Viewers also might have felt another kind of whiplash as well, given that Captain made a lot of decisions that didn’t seem true to her by-the-book nature – she evaded questions, withheld information and flat out lied. And, then she beat a guy. All of this seemed out of character for someone who was set-up to be a stringent rule follower.
On top of that, there seemed to be little room in this episode for an analysis of the ‘why.’ Yes, Captain Williams was trying to be strong and in the end, she accepted that it wasn’t a lack of strength that led to her attack and that she was not at fault, but that message seems, at this point in the show’s longevity, to have been a bit overplayed on SVU.
Almost every episode contains the sentence, “it’s not your fault” at some point so was it really necessary to build a whole episode around a concept that has been reiterated for 18 seasons?
It would have been a little more interesting to get into how Williams came to be this way — how she ended up in a fight club, why she broke up with her fiancé (after kissing him at the party), and what led her to beat him when she did. This episode might have benefitted from less suspect chasing and more explanatory emotional beats.
Having said all of this, the last line of the episode was still extremely powerful as Captain Williams said, “There is only honor is being a survivor.”
So if every one of the previous 41 minutes or so was needed to just get to that line, then it was all worth it. And, the title “No Surrender” seemed to be appropriate given what unfolded in this episode.
In an under-the-surface manner, it played out as both Lieutenant Benson and Captain Williams had to alter and adapt the way they approached their job and their thinking about themselves to get to the truth of this case and its impact on the victim. The push and pull between the women was intriguing to watch play out.
A few years ago when Olivia faced her own ordeal (in an episode that now seems even more aptly entitled “Surrender Benson,”), she did not surrender.
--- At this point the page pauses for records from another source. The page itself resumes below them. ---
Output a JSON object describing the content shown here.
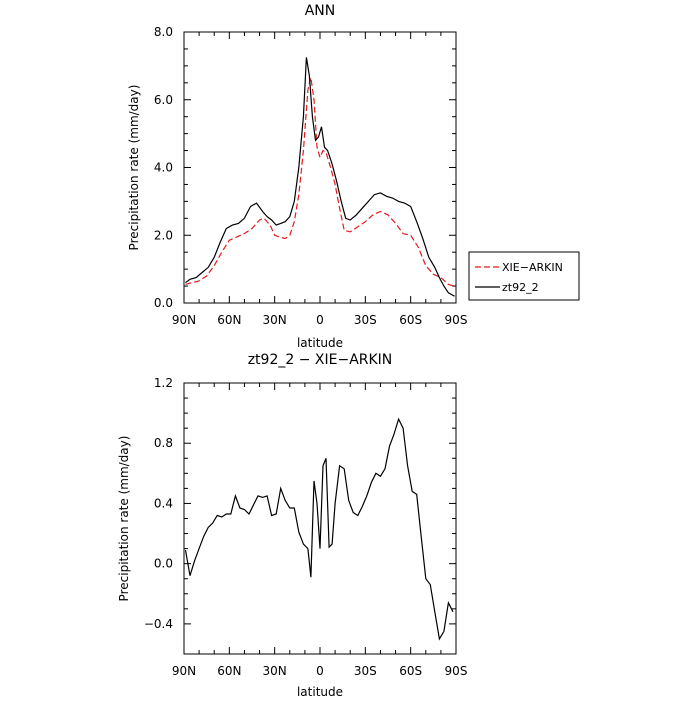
{
  "chart_data": [
    {
      "type": "line",
      "title": "ANN",
      "xlabel": "latitude",
      "ylabel": "Precipitation rate (mm/day)",
      "xlim": [
        90,
        -90
      ],
      "ylim": [
        0,
        8
      ],
      "x_ticks": [
        90,
        60,
        30,
        0,
        -30,
        -60,
        -90
      ],
      "x_tick_labels": [
        "90N",
        "60N",
        "30N",
        "0",
        "30S",
        "60S",
        "90S"
      ],
      "y_ticks": [
        0,
        2,
        4,
        6,
        8
      ],
      "y_tick_labels": [
        "0.0",
        "2.0",
        "4.0",
        "6.0",
        "8.0"
      ],
      "legend_position": "right",
      "series": [
        {
          "name": "XIE−ARKIN",
          "color": "#e41a1c",
          "dash": "dashed",
          "points": [
            [
              89,
              0.55
            ],
            [
              85,
              0.6
            ],
            [
              80,
              0.65
            ],
            [
              75,
              0.8
            ],
            [
              70,
              1.1
            ],
            [
              65,
              1.5
            ],
            [
              60,
              1.85
            ],
            [
              55,
              1.95
            ],
            [
              50,
              2.05
            ],
            [
              45,
              2.2
            ],
            [
              40,
              2.45
            ],
            [
              37,
              2.5
            ],
            [
              33,
              2.3
            ],
            [
              30,
              2.0
            ],
            [
              27,
              1.95
            ],
            [
              23,
              1.9
            ],
            [
              20,
              2.0
            ],
            [
              17,
              2.4
            ],
            [
              14,
              3.2
            ],
            [
              11,
              4.5
            ],
            [
              8,
              6.3
            ],
            [
              6,
              6.65
            ],
            [
              4,
              6.0
            ],
            [
              2,
              4.6
            ],
            [
              0,
              4.3
            ],
            [
              -2,
              4.5
            ],
            [
              -4,
              4.45
            ],
            [
              -7,
              4.0
            ],
            [
              -10,
              3.5
            ],
            [
              -13,
              2.8
            ],
            [
              -16,
              2.15
            ],
            [
              -20,
              2.1
            ],
            [
              -25,
              2.25
            ],
            [
              -30,
              2.4
            ],
            [
              -35,
              2.6
            ],
            [
              -40,
              2.7
            ],
            [
              -45,
              2.6
            ],
            [
              -50,
              2.35
            ],
            [
              -55,
              2.05
            ],
            [
              -60,
              2.0
            ],
            [
              -65,
              1.65
            ],
            [
              -70,
              1.1
            ],
            [
              -75,
              0.85
            ],
            [
              -80,
              0.75
            ],
            [
              -85,
              0.55
            ],
            [
              -89,
              0.5
            ]
          ]
        },
        {
          "name": "zt92_2",
          "color": "#000000",
          "dash": "solid",
          "points": [
            [
              89,
              0.6
            ],
            [
              86,
              0.7
            ],
            [
              82,
              0.75
            ],
            [
              78,
              0.9
            ],
            [
              74,
              1.05
            ],
            [
              70,
              1.35
            ],
            [
              66,
              1.8
            ],
            [
              62,
              2.2
            ],
            [
              58,
              2.3
            ],
            [
              54,
              2.35
            ],
            [
              50,
              2.5
            ],
            [
              46,
              2.85
            ],
            [
              42,
              2.95
            ],
            [
              38,
              2.7
            ],
            [
              35,
              2.55
            ],
            [
              32,
              2.45
            ],
            [
              29,
              2.3
            ],
            [
              26,
              2.35
            ],
            [
              23,
              2.4
            ],
            [
              20,
              2.55
            ],
            [
              17,
              3.0
            ],
            [
              14,
              4.0
            ],
            [
              11,
              5.5
            ],
            [
              9,
              7.25
            ],
            [
              7,
              6.7
            ],
            [
              5,
              5.5
            ],
            [
              3,
              4.8
            ],
            [
              1,
              4.9
            ],
            [
              -1,
              5.2
            ],
            [
              -3,
              4.6
            ],
            [
              -5,
              4.5
            ],
            [
              -8,
              4.1
            ],
            [
              -11,
              3.6
            ],
            [
              -14,
              3.0
            ],
            [
              -17,
              2.5
            ],
            [
              -20,
              2.45
            ],
            [
              -24,
              2.6
            ],
            [
              -28,
              2.8
            ],
            [
              -32,
              3.0
            ],
            [
              -36,
              3.2
            ],
            [
              -40,
              3.25
            ],
            [
              -44,
              3.15
            ],
            [
              -48,
              3.1
            ],
            [
              -52,
              3.0
            ],
            [
              -56,
              2.95
            ],
            [
              -60,
              2.85
            ],
            [
              -64,
              2.4
            ],
            [
              -68,
              1.9
            ],
            [
              -72,
              1.35
            ],
            [
              -76,
              1.05
            ],
            [
              -79,
              0.75
            ],
            [
              -82,
              0.5
            ],
            [
              -85,
              0.3
            ],
            [
              -87,
              0.25
            ],
            [
              -89,
              0.2
            ]
          ]
        }
      ]
    },
    {
      "type": "line",
      "title": "zt92_2 − XIE−ARKIN",
      "xlabel": "latitude",
      "ylabel": "Precipitation rate (mm/day)",
      "xlim": [
        90,
        -90
      ],
      "ylim": [
        -0.6,
        1.2
      ],
      "x_ticks": [
        90,
        60,
        30,
        0,
        -30,
        -60,
        -90
      ],
      "x_tick_labels": [
        "90N",
        "60N",
        "30N",
        "0",
        "30S",
        "60S",
        "90S"
      ],
      "y_ticks": [
        -0.4,
        0,
        0.4,
        0.8,
        1.2
      ],
      "y_tick_labels": [
        "−0.4",
        "0.0",
        "0.4",
        "0.8",
        "1.2"
      ],
      "series": [
        {
          "name": "",
          "color": "#000000",
          "dash": "solid",
          "points": [
            [
              89,
              0.09
            ],
            [
              86,
              -0.08
            ],
            [
              83,
              0.02
            ],
            [
              80,
              0.1
            ],
            [
              77,
              0.18
            ],
            [
              74,
              0.24
            ],
            [
              71,
              0.27
            ],
            [
              68,
              0.32
            ],
            [
              65,
              0.31
            ],
            [
              62,
              0.33
            ],
            [
              59,
              0.33
            ],
            [
              56,
              0.45
            ],
            [
              53,
              0.37
            ],
            [
              50,
              0.36
            ],
            [
              47,
              0.33
            ],
            [
              44,
              0.39
            ],
            [
              41,
              0.45
            ],
            [
              38,
              0.44
            ],
            [
              35,
              0.45
            ],
            [
              32,
              0.32
            ],
            [
              29,
              0.33
            ],
            [
              26,
              0.5
            ],
            [
              23,
              0.42
            ],
            [
              20,
              0.37
            ],
            [
              17,
              0.37
            ],
            [
              14,
              0.21
            ],
            [
              11,
              0.13
            ],
            [
              8,
              0.1
            ],
            [
              6,
              -0.09
            ],
            [
              4,
              0.55
            ],
            [
              2,
              0.4
            ],
            [
              0,
              0.1
            ],
            [
              -2,
              0.65
            ],
            [
              -4,
              0.7
            ],
            [
              -6,
              0.11
            ],
            [
              -8,
              0.13
            ],
            [
              -10,
              0.4
            ],
            [
              -13,
              0.65
            ],
            [
              -16,
              0.63
            ],
            [
              -19,
              0.42
            ],
            [
              -22,
              0.34
            ],
            [
              -25,
              0.32
            ],
            [
              -28,
              0.38
            ],
            [
              -31,
              0.45
            ],
            [
              -34,
              0.54
            ],
            [
              -37,
              0.6
            ],
            [
              -40,
              0.58
            ],
            [
              -43,
              0.63
            ],
            [
              -46,
              0.78
            ],
            [
              -49,
              0.86
            ],
            [
              -52,
              0.96
            ],
            [
              -55,
              0.9
            ],
            [
              -58,
              0.65
            ],
            [
              -61,
              0.48
            ],
            [
              -64,
              0.46
            ],
            [
              -67,
              0.18
            ],
            [
              -70,
              -0.1
            ],
            [
              -73,
              -0.14
            ],
            [
              -76,
              -0.32
            ],
            [
              -79,
              -0.5
            ],
            [
              -82,
              -0.45
            ],
            [
              -85,
              -0.26
            ],
            [
              -88,
              -0.32
            ]
          ]
        }
      ]
    }
  ]
}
She reacted much in the same manner as Captain Williams. (In fact, THAT episode could have been titled “No Surrender”, right?) Olivia’s assault obviously changed her in many ways, just as it will Captain Williams.
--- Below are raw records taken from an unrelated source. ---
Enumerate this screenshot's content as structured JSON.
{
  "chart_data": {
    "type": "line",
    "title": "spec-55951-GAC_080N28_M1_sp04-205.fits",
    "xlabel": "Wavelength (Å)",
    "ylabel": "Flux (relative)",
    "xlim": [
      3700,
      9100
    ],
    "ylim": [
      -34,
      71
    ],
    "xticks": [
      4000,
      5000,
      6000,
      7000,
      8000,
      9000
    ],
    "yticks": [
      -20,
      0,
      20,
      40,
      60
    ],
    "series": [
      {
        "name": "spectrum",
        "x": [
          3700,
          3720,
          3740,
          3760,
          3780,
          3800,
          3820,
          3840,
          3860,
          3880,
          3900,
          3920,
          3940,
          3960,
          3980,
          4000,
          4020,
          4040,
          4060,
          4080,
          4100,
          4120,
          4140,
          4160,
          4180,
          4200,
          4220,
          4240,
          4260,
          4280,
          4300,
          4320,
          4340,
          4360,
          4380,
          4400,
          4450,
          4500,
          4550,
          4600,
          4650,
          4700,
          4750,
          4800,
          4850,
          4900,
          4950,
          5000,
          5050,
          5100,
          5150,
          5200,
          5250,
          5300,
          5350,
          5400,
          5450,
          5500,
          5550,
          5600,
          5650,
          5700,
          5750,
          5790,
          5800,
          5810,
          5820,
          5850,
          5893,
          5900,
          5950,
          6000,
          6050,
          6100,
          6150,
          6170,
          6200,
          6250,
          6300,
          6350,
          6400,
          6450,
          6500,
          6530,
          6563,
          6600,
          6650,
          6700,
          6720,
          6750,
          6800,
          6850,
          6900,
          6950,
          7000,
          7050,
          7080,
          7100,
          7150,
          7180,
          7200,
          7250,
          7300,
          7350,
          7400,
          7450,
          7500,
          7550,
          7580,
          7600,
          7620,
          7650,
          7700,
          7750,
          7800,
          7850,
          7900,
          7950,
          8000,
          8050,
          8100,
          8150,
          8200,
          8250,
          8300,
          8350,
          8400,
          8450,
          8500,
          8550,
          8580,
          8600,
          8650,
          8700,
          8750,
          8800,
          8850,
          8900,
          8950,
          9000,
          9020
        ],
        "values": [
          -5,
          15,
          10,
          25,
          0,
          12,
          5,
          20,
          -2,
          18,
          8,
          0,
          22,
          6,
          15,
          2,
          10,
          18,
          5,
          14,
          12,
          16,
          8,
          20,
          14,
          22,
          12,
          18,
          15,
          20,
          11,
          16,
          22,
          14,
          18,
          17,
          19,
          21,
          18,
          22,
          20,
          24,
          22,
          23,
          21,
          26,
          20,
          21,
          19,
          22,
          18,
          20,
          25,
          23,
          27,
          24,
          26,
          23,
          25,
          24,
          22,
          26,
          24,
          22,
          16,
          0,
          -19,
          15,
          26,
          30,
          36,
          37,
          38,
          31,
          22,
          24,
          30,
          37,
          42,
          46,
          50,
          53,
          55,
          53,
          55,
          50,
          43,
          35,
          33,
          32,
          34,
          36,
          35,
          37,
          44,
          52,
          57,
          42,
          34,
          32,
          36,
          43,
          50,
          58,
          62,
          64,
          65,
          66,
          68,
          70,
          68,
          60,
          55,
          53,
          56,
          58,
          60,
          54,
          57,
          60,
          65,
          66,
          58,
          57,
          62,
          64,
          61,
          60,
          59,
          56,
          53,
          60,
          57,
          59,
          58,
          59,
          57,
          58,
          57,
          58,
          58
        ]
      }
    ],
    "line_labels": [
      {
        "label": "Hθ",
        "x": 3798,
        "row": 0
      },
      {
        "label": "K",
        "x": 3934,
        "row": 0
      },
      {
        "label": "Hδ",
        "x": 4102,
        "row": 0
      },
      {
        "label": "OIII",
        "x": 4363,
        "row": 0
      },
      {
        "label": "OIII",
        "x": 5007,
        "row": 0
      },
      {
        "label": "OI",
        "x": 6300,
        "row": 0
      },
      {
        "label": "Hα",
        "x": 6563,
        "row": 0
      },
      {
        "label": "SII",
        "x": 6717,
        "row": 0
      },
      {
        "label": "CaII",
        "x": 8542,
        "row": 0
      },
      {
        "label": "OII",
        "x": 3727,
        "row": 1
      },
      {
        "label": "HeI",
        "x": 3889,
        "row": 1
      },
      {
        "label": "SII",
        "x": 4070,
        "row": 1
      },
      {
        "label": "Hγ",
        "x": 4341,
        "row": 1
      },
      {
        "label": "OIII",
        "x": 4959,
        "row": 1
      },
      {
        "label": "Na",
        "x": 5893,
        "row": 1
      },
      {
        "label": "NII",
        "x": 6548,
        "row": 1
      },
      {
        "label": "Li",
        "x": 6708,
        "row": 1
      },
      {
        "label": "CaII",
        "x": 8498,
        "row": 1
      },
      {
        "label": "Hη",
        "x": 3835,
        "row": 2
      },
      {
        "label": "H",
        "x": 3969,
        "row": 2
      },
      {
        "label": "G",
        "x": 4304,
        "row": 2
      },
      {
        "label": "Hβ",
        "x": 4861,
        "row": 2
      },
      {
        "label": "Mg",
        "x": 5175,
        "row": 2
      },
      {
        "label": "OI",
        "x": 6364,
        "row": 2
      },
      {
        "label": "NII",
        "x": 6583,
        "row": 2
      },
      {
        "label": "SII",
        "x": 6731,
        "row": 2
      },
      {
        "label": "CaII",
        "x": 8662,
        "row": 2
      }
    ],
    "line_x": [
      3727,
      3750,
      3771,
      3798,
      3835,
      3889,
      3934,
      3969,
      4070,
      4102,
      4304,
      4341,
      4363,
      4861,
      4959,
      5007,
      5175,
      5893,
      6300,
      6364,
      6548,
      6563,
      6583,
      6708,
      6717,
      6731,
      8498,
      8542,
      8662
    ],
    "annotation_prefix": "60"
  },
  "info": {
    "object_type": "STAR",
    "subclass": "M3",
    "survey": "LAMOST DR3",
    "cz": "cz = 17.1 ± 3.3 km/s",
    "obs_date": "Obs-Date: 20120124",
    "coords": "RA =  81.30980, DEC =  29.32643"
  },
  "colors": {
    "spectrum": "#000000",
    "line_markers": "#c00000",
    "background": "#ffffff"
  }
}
The “surrender” in this case, and really in Olivia’s case as well, was not really about not showing weakness, but about surrendering to the reality of an altered future caused by an unforeseen, and uncontrollable, event.
That aspect of rape never deviates — that during and after any assault the victim will be different and will have to cope with his/her new reality to move forward.
While this episode may have had some of the oft-repeated beats of a “typical” SVU episode, many of those themes are worth repeating – “it’s not your fault,” “this doesn’t mean you aren’t strong,” etc. In fact, aren’t these the very concepts that SVU has taught millions of victims over the years? If it weren’t for this TV show, those messages wouldn’t be out there.
So, in the end, no matter how many times, in how many different ways, these points are made, whether it’s told through the eyes of an Army Ranger, a fast-food worker, a store clerk, or a stay-at-home the mom of two, or countless other ways, it’s worth it.